(Bloomberg) -- The UK’s official forecaster warned that public debt will nearly triple to over 270% of GDP in 50 years unless the government can solve the country’s health crisis and revive productivity growth.
The Office for Budget Responsibility said rising health spending is expected to be the biggest driver, almost doubling to 14.5% of GDP in its long-term projection published Thursday. That is being caused by an aging population.
The fiscal watchdog laid out a dire projection for the UK public finances in its annual fiscal risks report as a raft of pressures combine to send debt soaring. It said “these projections show debt on an unsustainable path over the next 50 years.”
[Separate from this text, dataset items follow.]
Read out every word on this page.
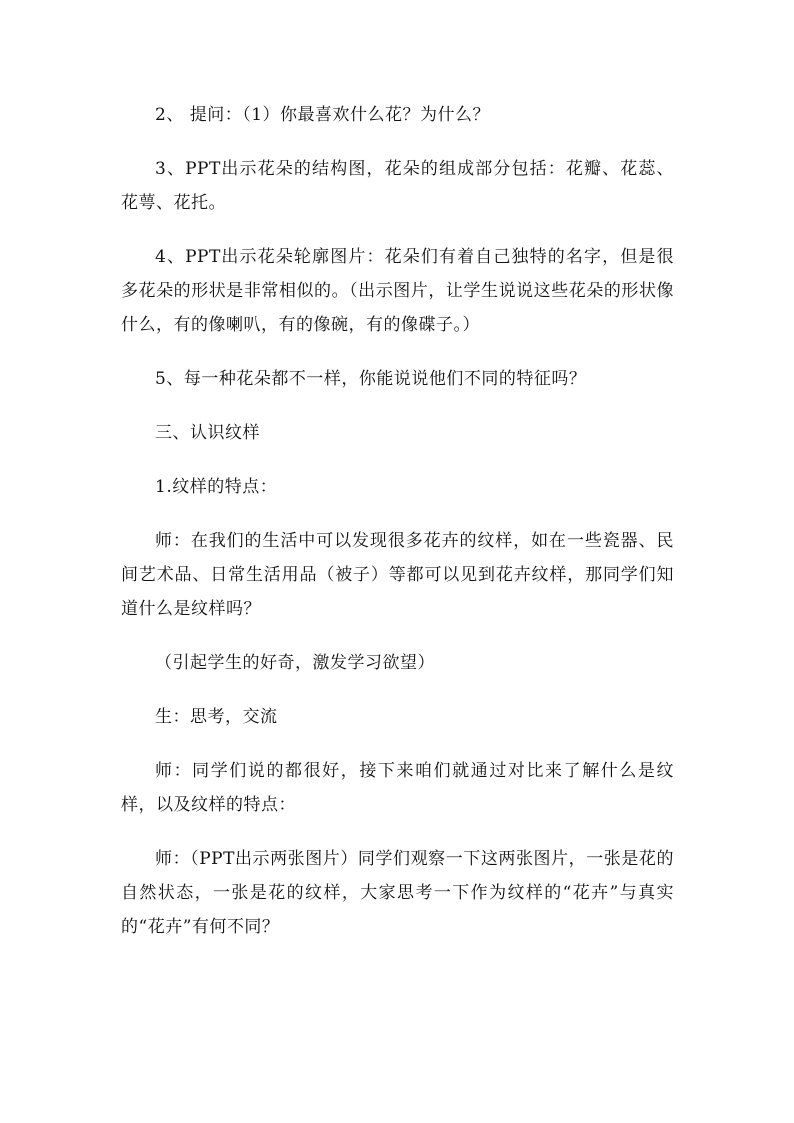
2、 提问：（1）你最喜欢什么花？为什么？

3、PPT出示花朵的结构图，花朵的组成部分包括：花瓣、花蕊、花萼、花托。

4、PPT出示花朵轮廓图片：花朵们有着自己独特的名字，但是很多花朵的形状是非常相似的。（出示图片，让学生说说这些花朵的形状像什么，有的像喇叭，有的像碗，有的像碟子。）

5、每一种花朵都不一样，你能说说他们不同的特征吗？

三、认识纹样

1.纹样的特点：

师：在我们的生活中可以发现很多花卉的纹样，如在一些瓷器、民间艺术品、日常生活用品（被子）等都可以见到花卉纹样，那同学们知道什么是纹样吗？

（引起学生的好奇，激发学习欲望）

生：思考，交流

师：同学们说的都很好，接下来咱们就通过对比来了解什么是纹样，以及纹样的特点：

师：（PPT出示两张图片）同学们观察一下这两张图片，一张是花的自然状态，一张是花的纹样，大家思考一下作为纹样的“花卉”与真实的“花卉”有何不同？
However, the OBR also said the pressures could be partially reversed if the government improves the health of the population and boosts the driver of economic growth, productivity. Returning output per hour growth to its pre-financial crisis levels would keep debt below 100% of GDP.
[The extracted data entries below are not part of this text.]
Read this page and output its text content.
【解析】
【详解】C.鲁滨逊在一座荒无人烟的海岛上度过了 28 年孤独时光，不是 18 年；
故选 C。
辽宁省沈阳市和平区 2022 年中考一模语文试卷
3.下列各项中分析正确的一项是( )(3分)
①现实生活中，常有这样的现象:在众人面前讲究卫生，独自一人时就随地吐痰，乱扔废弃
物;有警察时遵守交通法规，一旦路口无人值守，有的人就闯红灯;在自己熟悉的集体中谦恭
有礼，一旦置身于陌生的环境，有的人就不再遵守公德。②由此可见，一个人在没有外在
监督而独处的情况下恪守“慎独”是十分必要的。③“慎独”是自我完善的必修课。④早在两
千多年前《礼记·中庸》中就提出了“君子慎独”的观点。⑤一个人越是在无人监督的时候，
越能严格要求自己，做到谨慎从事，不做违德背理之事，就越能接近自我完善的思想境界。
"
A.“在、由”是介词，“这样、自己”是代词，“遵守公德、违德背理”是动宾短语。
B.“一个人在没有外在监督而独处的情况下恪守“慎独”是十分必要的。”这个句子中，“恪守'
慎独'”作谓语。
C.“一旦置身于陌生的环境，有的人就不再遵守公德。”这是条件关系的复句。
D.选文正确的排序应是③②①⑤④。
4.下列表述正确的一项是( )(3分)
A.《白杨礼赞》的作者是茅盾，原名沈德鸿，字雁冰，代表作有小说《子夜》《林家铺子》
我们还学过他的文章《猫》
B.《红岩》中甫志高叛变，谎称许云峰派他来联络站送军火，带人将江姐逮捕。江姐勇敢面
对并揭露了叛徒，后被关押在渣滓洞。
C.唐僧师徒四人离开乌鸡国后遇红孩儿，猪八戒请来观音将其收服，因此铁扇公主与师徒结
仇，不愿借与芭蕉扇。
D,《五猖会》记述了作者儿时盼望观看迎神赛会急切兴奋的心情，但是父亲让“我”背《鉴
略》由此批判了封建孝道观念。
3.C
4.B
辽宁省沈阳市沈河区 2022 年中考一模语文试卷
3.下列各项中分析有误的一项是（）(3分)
The projections assume that the government takes no action to prevent the debt spiral. The OBR said that a fiscal tightening of just 1.5% of GDP per decade over the next 50 years would return debt to pre-pandemic levels — equivalent to roughly £40 billion.
The warning comes as Chancellor Rachel Reeves tries to find money to fill a £22 billion ($28.7 billion) fiscal hole she claims was left by the previous Conservative government. Reeves will need to find even more money in her first budget on Oct. 30 if the OBR takes a more pessimistic view of the economy than forecast in March.
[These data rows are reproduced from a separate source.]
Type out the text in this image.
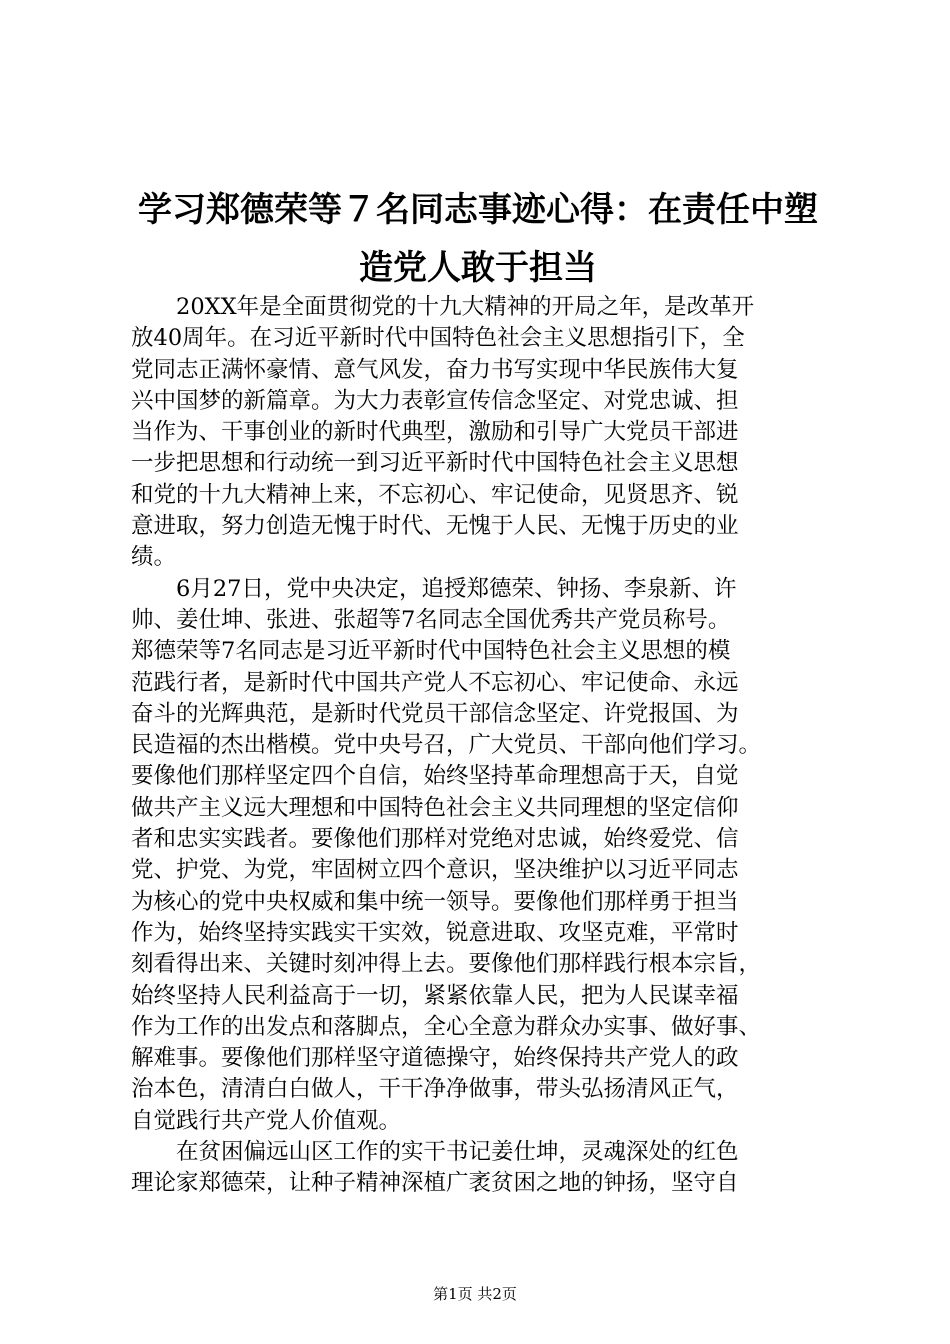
学习郑德荣等７名同志事迹心得：在责任中塑
造党人敢于担当
20XX年是全面贯彻党的十九大精神的开局之年，是改革开
放40周年。在习近平新时代中国特色社会主义思想指引下，全
党同志正满怀豪情、意气风发，奋力书写实现中华民族伟大复
兴中国梦的新篇章。为大力表彰宣传信念坚定、对党忠诚、担
当作为、干事创业的新时代典型，激励和引导广大党员干部进
一步把思想和行动统一到习近平新时代中国特色社会主义思想
和党的十九大精神上来，不忘初心、牢记使命，见贤思齐、锐
意进取，努力创造无愧于时代、无愧于人民、无愧于历史的业
绩。
6月27日，党中央决定，追授郑德荣、钟扬、李泉新、许
帅、姜仕坤、张进、张超等7名同志全国优秀共产党员称号。
郑德荣等7名同志是习近平新时代中国特色社会主义思想的模
范践行者，是新时代中国共产党人不忘初心、牢记使命、永远
奋斗的光辉典范，是新时代党员干部信念坚定、许党报国、为
民造福的杰出楷模。党中央号召，广大党员、干部向他们学习。
要像他们那样坚定四个自信，始终坚持革命理想高于天，自觉
做共产主义远大理想和中国特色社会主义共同理想的坚定信仰
者和忠实实践者。要像他们那样对党绝对忠诚，始终爱党、信
党、护党、为党，牢固树立四个意识，坚决维护以习近平同志
为核心的党中央权威和集中统一领导。要像他们那样勇于担当
作为，始终坚持实践实干实效，锐意进取、攻坚克难，平常时
刻看得出来、关键时刻冲得上去。要像他们那样践行根本宗旨，
始终坚持人民利益高于一切，紧紧依靠人民，把为人民谋幸福
作为工作的出发点和落脚点，全心全意为群众办实事、做好事、
解难事。要像他们那样坚守道德操守，始终保持共产党人的政
治本色，清清白白做人，干干净净做事，带头弘扬清风正气，
自觉践行共产党人价值观。
在贫困偏远山区工作的实干书记姜仕坤，灵魂深处的红色
理论家郑德荣，让种子精神深植广袤贫困之地的钟扬，坚守自
第1页 共2页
The report revealed the importance of the Labour government’s aim to get the economy motoring again after years of anemic growth. Prime Minister Keir Starmer has pledged to boost annual GDP growth to 2.5%, levels not seen on a sustainable basis since before the financial crisis.
Britain is already in a vulnerable position after debt climbed to almost 100%, the highest level since the early 1960s. The burden has been pushed up by government spending soaring during the pandemic and the energy crisis following Russia’s invasion of Ukraine.
“The past two decades have seen the UK economy hit by a succession of extraordinary shocks, in the form of a global financial crisis, a pandemic, and an energy crisis,” the OBR said in the report. “The public finances have emerged from these shocks under strain.”
Higher spending on healthcare, state pensions, the climate transition and interest costs combined with dwindling revenue from fuel duty will drive borrowing higher, the OBR said. Annual government spending is on track to surge by 2074 while receipts flatline, leaving a budget deficit of over 20% of GDP.
In the early decades of the 50 year forecast, the ageing population drives up both healthcare costs and the state pension, which is protected by the triple lock that guarantees the benefit rises by the higher of inflation, average wages or 2.5%. As those spiral, the debt level explodes, causing a “snowball effect” on debt interest.
The result is a 19 percentage-point increase in the budget deficit between 2028-29 and 2073-74, the OBR said. Higher debt-interest costs account for 8.5 percentage points of that rise. Health and pensioner spending add another 9.9 points. Tax receipts fall as tobacco and fuel duty are affected by social trends and electric vehicles.
Improving the health of the population could cut lower the projected debt burden by 40% of GDP, the OBR said just hours after a damning report into the failings of the National Health Service. Its estimate for health spending was lower than previously predicted due to higher net migration and projections for slower increases in life expectancy.
While Reeves has rolled the pitch for a belt-tightening budget where spending is squeezed and taxes rise, she also faces a backlash from Labour MPs over the cuts. More than 50 Labour MPs abstained in a vote this week on the Chancellor’s plan to cut winter fuel subsidies for all but the poorest pensioners.
Government borrowing is already overshooting the OBR’s forecast for the current fiscal year due to higher-than-expected spending.
The Labour government seized on the projections to lay the blame at the previous Conservative administration. Chief Secretary to the Treasury Darren Jones said the public finances were in a “shocking state” and that “tough choices on spending alongside ambitious action to drive growth” are needed.